DINES CHANDRA MANILAL GIHWALA NO..........................................Fourth Defendant


SHANTI GIHWALA NO..................................................................................Fifth Defendant


KANTIELAL JERAM PATEL NO ….............................................................Sixth Defendant


NARENDRA GIHWALA NO......................................................................Seventh Defendant


KIRAN GIHWALA NO.................................................................................Eighth Defendant


NGATANA PROPERTY INVESTMENTS (PTY) LTD................................Ninth Defendant


And


Case No: 12193/11


GRANCY PROPERTY LIMITED......................................................................First Plaintiff


MONTAGUE GOLDSMITH AG IN LIQUIDATION..................................Second Plaintiff


And


DINES CHANDRA MANILAL GIHWALA.................................................First Defendant


LANCELOT LENONO MANALA..........................................................Second Defendant


SEENA MARENA INVESTMENTS (PTY) LTD......................................Third Defendant


DINES CHANDRA MANILAL GIHWALA NO.....................................Fourth Defendant


SHANTI GIHWALA NO..............................................................................Fifth Defendant


KANTIELAL JERAM PATEL NO............................................................Sixth Defendant


NARENDRA GIHWALA NO...............................................................Seventh Defendant


KIRAN GIHWALA NO...........................................................................Eighth Defendant


NGATANA PROPERTY INVESTMENTS (PTY) LTD.........................Ninth Defendant


BRUK MUNKES & CO.........................................................................Tenth Defendant


HYMAN BRUK................................................................................Eleventh Defendant


MINISTER OF TRADE AND INDUSTRY.......................................Twelfth Defendant




JUDGMENT DELIVERED: 26 JUNE 2014


FOURIE, J:


INTRODUCTION AND BRIEF BACKGROUND


[1] The above consolidated actions form part of protracted litigation between plaintiffs and a number of defendants. The actions were instituted on 29 January 2010 and 17 June 2011, respectively, and are conveniently referred to as the 2010 and 2011 actions. The relief sought by plaintiffs in the actions is wide-ranging and aims to impose liability upon a number of defendants in terms of a variety of causes of action.

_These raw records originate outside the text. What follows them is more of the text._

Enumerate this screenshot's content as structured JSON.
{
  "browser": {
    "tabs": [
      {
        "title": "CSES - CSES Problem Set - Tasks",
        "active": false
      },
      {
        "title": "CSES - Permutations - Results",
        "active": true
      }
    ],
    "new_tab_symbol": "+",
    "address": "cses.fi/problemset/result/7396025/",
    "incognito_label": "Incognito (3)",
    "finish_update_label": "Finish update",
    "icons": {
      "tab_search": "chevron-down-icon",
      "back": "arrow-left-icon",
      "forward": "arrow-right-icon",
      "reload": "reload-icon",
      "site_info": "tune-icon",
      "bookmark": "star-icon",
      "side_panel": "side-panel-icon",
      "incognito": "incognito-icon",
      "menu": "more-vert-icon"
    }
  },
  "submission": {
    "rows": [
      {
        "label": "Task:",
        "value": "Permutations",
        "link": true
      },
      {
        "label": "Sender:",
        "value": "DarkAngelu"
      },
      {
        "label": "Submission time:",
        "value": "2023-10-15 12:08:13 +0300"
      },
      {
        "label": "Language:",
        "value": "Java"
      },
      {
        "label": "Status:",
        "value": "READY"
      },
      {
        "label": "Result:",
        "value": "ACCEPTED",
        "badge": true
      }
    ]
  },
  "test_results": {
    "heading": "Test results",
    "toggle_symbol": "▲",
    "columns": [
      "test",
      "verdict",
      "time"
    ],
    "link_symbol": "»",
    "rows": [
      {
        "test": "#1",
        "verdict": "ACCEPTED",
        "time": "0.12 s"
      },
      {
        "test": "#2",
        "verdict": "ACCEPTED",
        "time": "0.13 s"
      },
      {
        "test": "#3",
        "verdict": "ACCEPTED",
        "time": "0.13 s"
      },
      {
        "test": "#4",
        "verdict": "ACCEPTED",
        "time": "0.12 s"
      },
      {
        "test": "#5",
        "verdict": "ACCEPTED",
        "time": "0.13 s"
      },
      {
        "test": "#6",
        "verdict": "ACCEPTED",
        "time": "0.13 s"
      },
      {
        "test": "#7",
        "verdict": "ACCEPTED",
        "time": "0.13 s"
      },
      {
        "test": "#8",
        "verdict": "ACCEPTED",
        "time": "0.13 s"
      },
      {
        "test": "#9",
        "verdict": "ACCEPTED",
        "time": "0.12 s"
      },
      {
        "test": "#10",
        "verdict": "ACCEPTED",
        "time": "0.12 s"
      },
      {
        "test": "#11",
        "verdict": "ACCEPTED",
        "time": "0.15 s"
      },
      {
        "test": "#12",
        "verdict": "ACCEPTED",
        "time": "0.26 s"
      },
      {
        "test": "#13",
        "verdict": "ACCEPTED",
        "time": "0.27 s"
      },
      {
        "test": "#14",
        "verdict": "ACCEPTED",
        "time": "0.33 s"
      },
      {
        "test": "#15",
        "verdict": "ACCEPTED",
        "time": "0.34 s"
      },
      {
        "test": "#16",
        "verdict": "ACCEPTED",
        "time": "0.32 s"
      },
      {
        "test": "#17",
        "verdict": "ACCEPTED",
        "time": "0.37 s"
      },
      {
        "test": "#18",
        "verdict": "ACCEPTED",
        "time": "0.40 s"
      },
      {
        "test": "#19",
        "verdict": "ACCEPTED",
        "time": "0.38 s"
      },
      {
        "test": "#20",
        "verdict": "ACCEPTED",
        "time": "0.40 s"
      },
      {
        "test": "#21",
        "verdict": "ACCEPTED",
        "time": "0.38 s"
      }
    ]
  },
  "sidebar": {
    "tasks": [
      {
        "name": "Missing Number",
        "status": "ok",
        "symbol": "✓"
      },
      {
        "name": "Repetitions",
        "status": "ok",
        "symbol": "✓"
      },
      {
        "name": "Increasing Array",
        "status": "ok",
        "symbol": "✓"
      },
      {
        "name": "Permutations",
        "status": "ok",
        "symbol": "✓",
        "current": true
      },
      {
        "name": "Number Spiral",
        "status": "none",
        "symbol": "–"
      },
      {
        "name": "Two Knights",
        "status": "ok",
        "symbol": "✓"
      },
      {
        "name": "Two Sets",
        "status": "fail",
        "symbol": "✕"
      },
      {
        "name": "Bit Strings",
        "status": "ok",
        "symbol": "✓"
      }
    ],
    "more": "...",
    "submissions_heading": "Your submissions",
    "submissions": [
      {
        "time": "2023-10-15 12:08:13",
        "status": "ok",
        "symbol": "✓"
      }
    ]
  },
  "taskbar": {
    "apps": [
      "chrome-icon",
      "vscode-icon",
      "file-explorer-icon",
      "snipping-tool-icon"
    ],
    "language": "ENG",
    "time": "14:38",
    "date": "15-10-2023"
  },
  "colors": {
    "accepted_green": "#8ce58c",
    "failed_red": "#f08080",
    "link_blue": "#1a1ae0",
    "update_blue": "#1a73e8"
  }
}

[2] During the course of the trial, it became clear that the claims are advanced by first plaintiff only, as the role played by second plaintiff was that of an investment adviser to, and a representative of, first plaintiff. With regard to the defendants, third defendant did, at the commencement of the trial, withdraw its defence and abides the decision of the court. No relief is sought against ninth defendant, whilst a settlement was reached, before the commencement of the trial, between plaintiffs and tenth and eleventh defendants. The twelfth defendant is the relevant executive authority joined in the proceedings for purposes of the determination of the constitutional issue, to which I will in due course refer.


[3] As appears from pages 140 to 178 of the 2010 action, second and third defendant’s instituted claims in reconvention against the plaintiffs. Third defendant, who abides the decision of the court, has not pursued its claim in reconvention. On 13 February 2014 (the seventh day of the trial) second defendant formally withdrew his counterclaim and tendered the wasted costs occasioned thereby.


[4] The main role players in the events giving rise to the litigation, are the following:


4.1 The first plaintiff (“Grancy”), a company duly incorporated under the laws of the British Virgin Islands, with principal place of business in Vaduz, Principality of Liechtenstein.


4.2 The second plaintiff (“MG”), a company with principal place of business in Zurich, Switzerland.


4.3 Mr. KI Mawji (“Mawji”), a British citizen permanently resident in the United Kingdom, who was at all relevant times the directing mind and will of Grancy and MG.


4.4 Mr. AK Narotam (“Narotam”), at the relevant time the Chief Operating Officer of MG.


4.5 The first defendant (“Gihwala”), at the relevant time a practising attorney of the High Court of South Africa and chairman of Hofmeyr, Herbstein and Gihwala Inc. (“HHG”). Gihwala has been a director of third defendant (“SMI”) from June 2003 until, at least, 28 February 2011. He is also and has been a director and chairman of ninth defendant (“Ngatana”) since March 2006.


4.6 The second defendant (“Manala”), a director of companies who has been a director of SMI since June 2003 until his registration on 18 September 2011. He has also been a director of Ngatana since October 2004.


4.7 The Dines Gihwala Family Trust (“DGFT”), as represented by its trustees, the fourth to eight defendants. The evidence shows that Gihwala was the managing trustee of the DGFT.


[5] Central to the actions and the issues which arise, is an investment in linked units in Spearhead Property Holdings Limited (“Spearhead”). Spearhead is a commercial property loan stock company listed on the Johannesburg Securities Exchange. It wished to attract black investors with the potential to add value to its assets and operations and to raise further capital. Ngatana is a black economic empowerment company, which took up units in the Spearhead investment. SMI, of which Gihwala and Manala were then the only shareholders, had been offered a 40% shareholding in Ngatana, while another investor , namely Bonitas Medical Fund, had been offered an 18% shareholding in Ngatana. However, Bonitas decided not to take up this shareholding in Ngatana.


[6] In January 2005, Gihwala approached Narotam, a close friend of his, with the suggestion that MG should take up this 18% shareholding in Ngatana. He explained that, because the offer of Spearhead units to Ngatana was an empowerment transaction, it would be advisable for MG to take up the 18% through SMI. MG would fund the purchase by SMI of the additional 18% shareholding in Ngatana, and would become the third shareholder in SMI, with Gihwala and Manala. SMI would then have a 58% shareholding in Ngatana.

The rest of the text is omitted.